When Noncompliance With Cancer Treatment Isn't Really Noncompliance

Patient care
Patient care

“I'm just not sure I really need to do all of this. The chemo is so hard and now radiation, too. I need to think about it.” Jill said.

She shook hands with our radiation oncologist as she left. Jill was warm but aloof at the same time, as if she were dismissing everything the doctor told her but was too polite to say she thought it was all hogwash. “Thank you for taking time with me.” She added. This was only our first encounter with her, but her parting comment matched our prediction that she would not return. She must not understand how serious it is.

Everyone was surprised when she came back for a SIM to set up her treatment plan. She fit the profile of a patient in denial, not unusual in cancer treatment. We've seen many patients like her before. And we know we cannot force people to be treated. She is in denial.

Then, in spite of going through treatment planning, a kind of commitment in itself, she failed to show up for her first treatment. When we called to check in, she said, “Oh, I guess I just got the days mixed up.” She is not taking this seriously.

Not only did she seem to not understand, she was also a bit flaky. That was the updated version our team used to explain her behavior. She is kind of flaky.

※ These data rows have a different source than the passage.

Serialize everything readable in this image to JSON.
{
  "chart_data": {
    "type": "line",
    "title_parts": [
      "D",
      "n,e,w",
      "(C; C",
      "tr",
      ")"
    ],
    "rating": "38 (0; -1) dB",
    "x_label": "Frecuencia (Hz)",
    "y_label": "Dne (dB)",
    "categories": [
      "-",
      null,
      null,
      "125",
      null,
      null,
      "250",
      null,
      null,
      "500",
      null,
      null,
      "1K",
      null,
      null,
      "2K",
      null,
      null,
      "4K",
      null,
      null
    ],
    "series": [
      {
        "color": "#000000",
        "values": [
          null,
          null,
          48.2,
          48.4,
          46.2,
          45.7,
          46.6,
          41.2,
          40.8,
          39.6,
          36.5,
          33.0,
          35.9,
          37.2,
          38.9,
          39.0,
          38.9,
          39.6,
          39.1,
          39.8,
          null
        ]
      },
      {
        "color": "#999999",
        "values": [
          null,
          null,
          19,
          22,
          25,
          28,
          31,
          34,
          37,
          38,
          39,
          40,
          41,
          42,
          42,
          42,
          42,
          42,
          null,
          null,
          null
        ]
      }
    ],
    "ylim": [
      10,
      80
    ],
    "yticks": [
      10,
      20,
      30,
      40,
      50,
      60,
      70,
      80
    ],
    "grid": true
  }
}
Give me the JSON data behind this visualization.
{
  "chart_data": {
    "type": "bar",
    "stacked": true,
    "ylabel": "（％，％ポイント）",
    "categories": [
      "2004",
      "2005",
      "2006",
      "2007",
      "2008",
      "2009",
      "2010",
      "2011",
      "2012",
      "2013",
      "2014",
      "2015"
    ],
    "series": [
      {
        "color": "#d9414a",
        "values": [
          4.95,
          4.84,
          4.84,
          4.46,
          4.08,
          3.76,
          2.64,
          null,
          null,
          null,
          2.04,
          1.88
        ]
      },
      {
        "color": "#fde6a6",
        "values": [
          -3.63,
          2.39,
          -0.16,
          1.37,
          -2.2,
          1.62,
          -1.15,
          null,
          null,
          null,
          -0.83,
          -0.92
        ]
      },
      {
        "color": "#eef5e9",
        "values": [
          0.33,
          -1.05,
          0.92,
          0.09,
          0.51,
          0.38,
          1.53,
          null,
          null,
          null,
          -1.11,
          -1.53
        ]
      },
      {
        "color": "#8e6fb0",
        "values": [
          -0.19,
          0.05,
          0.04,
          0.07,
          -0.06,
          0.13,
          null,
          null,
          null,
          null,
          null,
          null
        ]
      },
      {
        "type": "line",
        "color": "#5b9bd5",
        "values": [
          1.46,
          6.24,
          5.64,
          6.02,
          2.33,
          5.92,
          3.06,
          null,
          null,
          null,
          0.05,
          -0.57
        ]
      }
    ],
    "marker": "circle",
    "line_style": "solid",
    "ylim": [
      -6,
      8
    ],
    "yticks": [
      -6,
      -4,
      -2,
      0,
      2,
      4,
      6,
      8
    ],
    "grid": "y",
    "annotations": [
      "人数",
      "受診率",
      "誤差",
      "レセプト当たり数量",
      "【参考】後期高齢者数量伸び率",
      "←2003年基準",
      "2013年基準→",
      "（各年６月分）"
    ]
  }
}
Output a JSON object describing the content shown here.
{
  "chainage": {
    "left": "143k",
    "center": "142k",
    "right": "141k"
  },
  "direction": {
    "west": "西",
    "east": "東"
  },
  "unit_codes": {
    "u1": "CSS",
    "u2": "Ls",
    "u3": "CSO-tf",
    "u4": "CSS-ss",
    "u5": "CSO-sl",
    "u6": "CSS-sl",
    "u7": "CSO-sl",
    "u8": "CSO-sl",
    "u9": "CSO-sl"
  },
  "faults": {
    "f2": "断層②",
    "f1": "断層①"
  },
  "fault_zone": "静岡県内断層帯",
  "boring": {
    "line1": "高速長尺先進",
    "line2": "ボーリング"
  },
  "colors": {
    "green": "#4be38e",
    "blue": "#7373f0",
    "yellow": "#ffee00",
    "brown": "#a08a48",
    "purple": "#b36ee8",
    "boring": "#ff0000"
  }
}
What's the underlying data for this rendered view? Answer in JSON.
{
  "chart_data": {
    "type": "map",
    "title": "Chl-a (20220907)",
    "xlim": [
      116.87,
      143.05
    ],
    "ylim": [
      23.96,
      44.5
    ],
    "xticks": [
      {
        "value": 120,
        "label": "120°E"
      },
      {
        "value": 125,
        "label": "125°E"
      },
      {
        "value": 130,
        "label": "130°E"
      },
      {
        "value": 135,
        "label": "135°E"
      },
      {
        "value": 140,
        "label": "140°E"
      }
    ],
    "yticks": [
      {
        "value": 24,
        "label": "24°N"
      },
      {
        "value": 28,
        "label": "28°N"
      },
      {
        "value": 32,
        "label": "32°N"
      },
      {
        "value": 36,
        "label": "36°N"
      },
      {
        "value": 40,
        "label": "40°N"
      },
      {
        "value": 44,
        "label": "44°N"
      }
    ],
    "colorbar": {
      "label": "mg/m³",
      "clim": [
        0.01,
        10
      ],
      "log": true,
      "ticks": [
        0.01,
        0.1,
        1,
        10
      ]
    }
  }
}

She made it in for her first 5 treatments, floating in late, joking with our other radiation oncology patients. Her treatment was on track and all appeared to be going well. But in her second week she missed 2 treatments in a row, then a few more the following week, saying it was because she was exhausted from chemo. The radiation oncologist told her the number of missed treatments was going to impact the effectiveness of her treatment. Her response demonstrated true concern, again all very appropriate. “I see. I'll be sure not to miss anymore.” She was very convincing and everyone believed her sincerity even while we wondered if she would continue her radiation. Maybe she gets it now.

The thing was there was a difference between how things seemed to be with her and how they actually were. One red flag is just one flag, but several flags demand attention. We talked amongst ourselves: her nurse navigator, physician, symptom management nurse, rad/onc nurse. All of us had begun to wonder the same thing: Was there more than noncompliance going on?